Identifying Outliers
main topic
 

Outliers are observations with larger than average response or predictor values. Minitab provides several ways to identify outliers, including residual plots and three stored statistics: leverages, Cook's distance, and DFITS, which are described below.  It is important to identify outliers because they can significantly influence your model, providing potentially misleading or incorrect results. If you identify an outlier in your data, you should examine the observation to understand why it is unusual and identify an appropriate remedy.

·    Leverage values provide information about whether an observation has unusual predictor values compared to the rest of the data. Leverages are a measure of the distance between the x-values for an observation and the mean of x-values for all observations. A large leverage value indicates that the x-values of an observation are far from the center of x-values for all observations. Observations with large leverage may exert considerable influence on the fitted value, and thus the regression model.

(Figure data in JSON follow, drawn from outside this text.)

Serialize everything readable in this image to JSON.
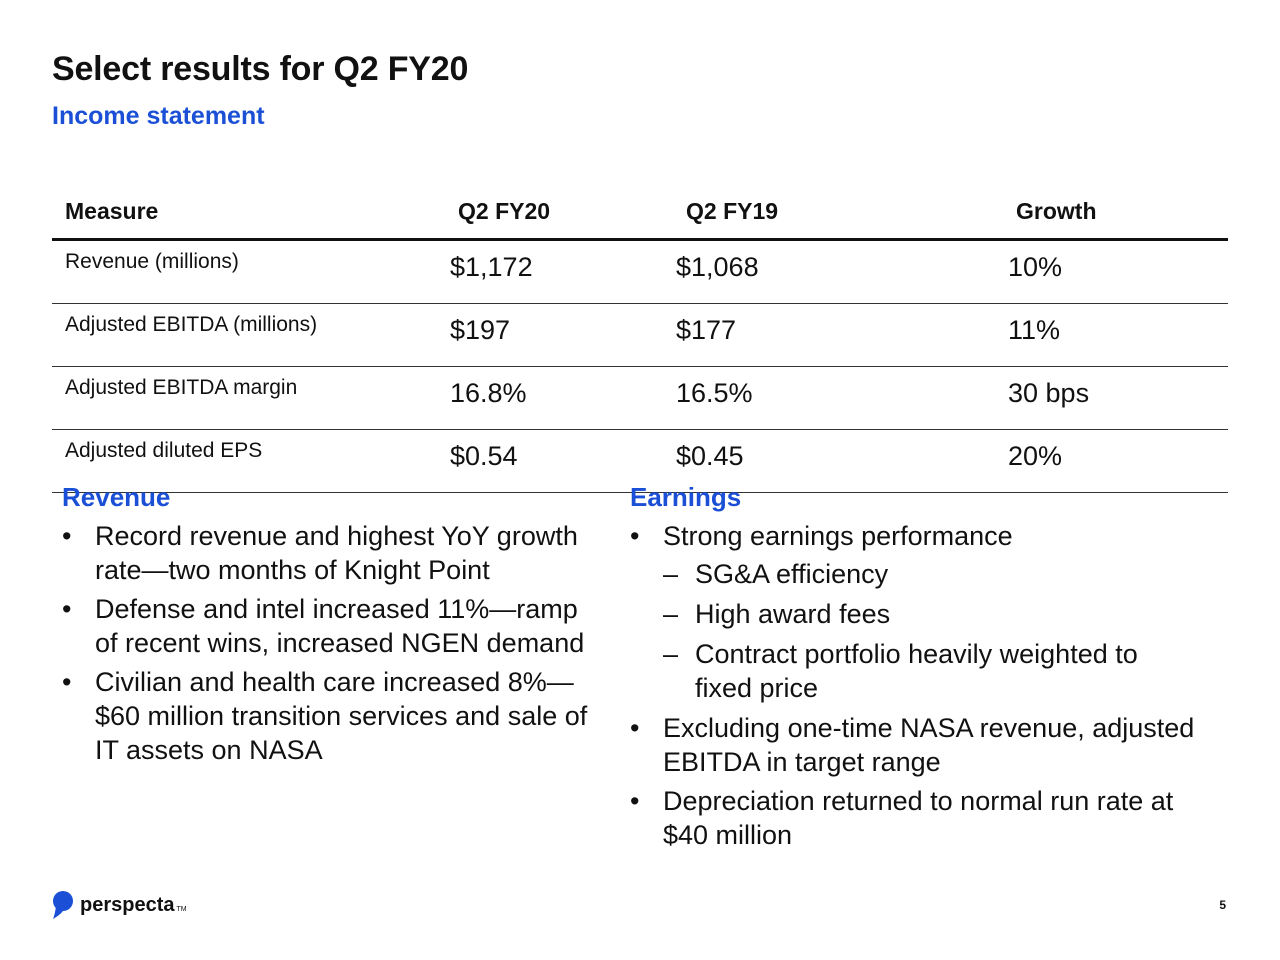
{
  "slide": {
    "title": "Select results for Q2 FY20",
    "subtitle": "Income statement",
    "page_number": "5"
  },
  "colors": {
    "accent_blue": "#1a4fd6",
    "text": "#111111"
  },
  "table": {
    "headers": [
      "Measure",
      "Q2 FY20",
      "Q2 FY19",
      "Growth"
    ],
    "rows": [
      [
        "Revenue (millions)",
        "$1,172",
        "$1,068",
        "10%"
      ],
      [
        "Adjusted EBITDA (millions)",
        "$197",
        "$177",
        "11%"
      ],
      [
        "Adjusted EBITDA margin",
        "16.8%",
        "16.5%",
        "30 bps"
      ],
      [
        "Adjusted diluted EPS",
        "$0.54",
        "$0.45",
        "20%"
      ]
    ]
  },
  "revenue": {
    "heading": "Revenue",
    "bullets": [
      "Record revenue and highest YoY growth rate—two months of Knight Point",
      "Defense and intel increased 11%—ramp of recent wins, increased NGEN demand",
      "Civilian and health care increased 8%—$60 million transition services and sale of IT assets on NASA"
    ]
  },
  "earnings": {
    "heading": "Earnings",
    "bullets": [
      {
        "text": "Strong earnings performance",
        "sub": [
          "SG&A efficiency",
          "High award fees",
          "Contract portfolio heavily weighted to fixed price"
        ]
      },
      {
        "text": "Excluding one-time NASA revenue, adjusted EBITDA in target range",
        "sub": []
      },
      {
        "text": "Depreciation returned to normal run rate at $40 million",
        "sub": []
      }
    ]
  },
  "footer": {
    "logo_text": "perspecta",
    "logo_tm": "TM",
    "logo_icon": "perspecta-logo-icon"
  }
}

Leverage values fall between 0 and 1. A leverage value greater than 2p/n or 3p/n, where p is the number of predictors plus the constant and n is the number of observations, is considered large and should be examined. Minitab identifies observations with leverage over 3p/n or .99, whichever is smaller, with an X in the table of unusual observations.

·    Cook's distance or D is an overall measure of the combined impact of each observation on the fitted values. Because D is calculated using leverage values and standardized residuals, it considers whether an observation is unusual with respect to both x- and y-values. Geometrically, Cook's distance is a measure of the distance between the fitted values calculated with and without the ith observation. Large values, which signify unusual observations, can occur because the observation has 1) a large residual and moderate leverage, 2) a large leverage and moderate residual, or 3) a large residual and leverage. Some statisticians recommend comparing D to the F-distribution (p, n-p). If D is greater than the F-value at the 50th percentile, then D is considered extreme and should be examined. Other statisticians recommend comparing the D statistics to one another, identifying values that are extremely large relative to the others. An easy way to compare D values is to graph them using Graph >Time Series, where the x-axis represents the observations, not an index or time period.

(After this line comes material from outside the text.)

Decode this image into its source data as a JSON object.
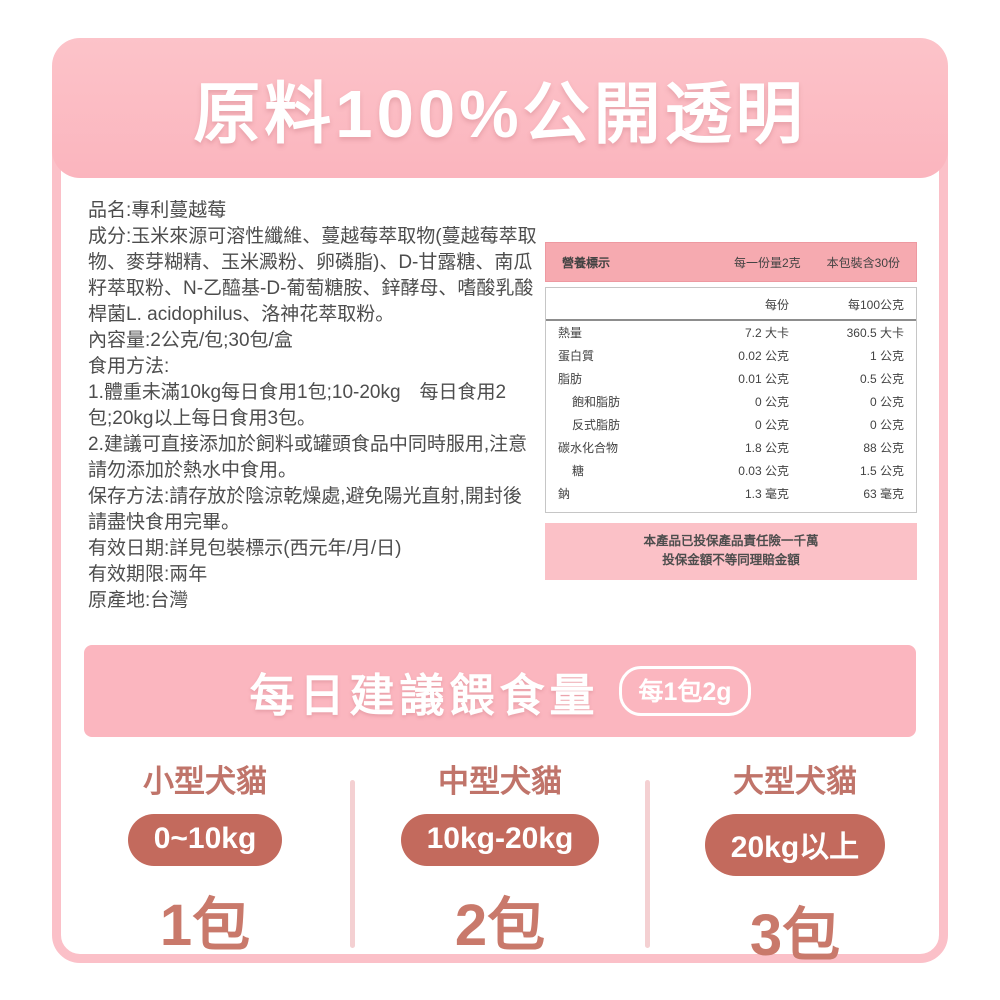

·    DFITS provides another measure to determine whether an observation is unusual. It uses the leverage and deleted (Studentized) residual to calculate the difference between the fitted value calculated with and without the ith observation. DFITS represents roughly the number of estimated standard deviations that the fitted value changes when the ith observation is removed from the data. Some statisticians suggest that an observation with a DFITS value greater than sqrt(2p/n) is influential. Other statisticians recommend comparing DFITS values to one another, identifying values that are extremely large relative to the others. An easy way to compare DFITS is to graph the DFITS values using Graph >Time Series, where the x-axis represents the observations, not an index or time period.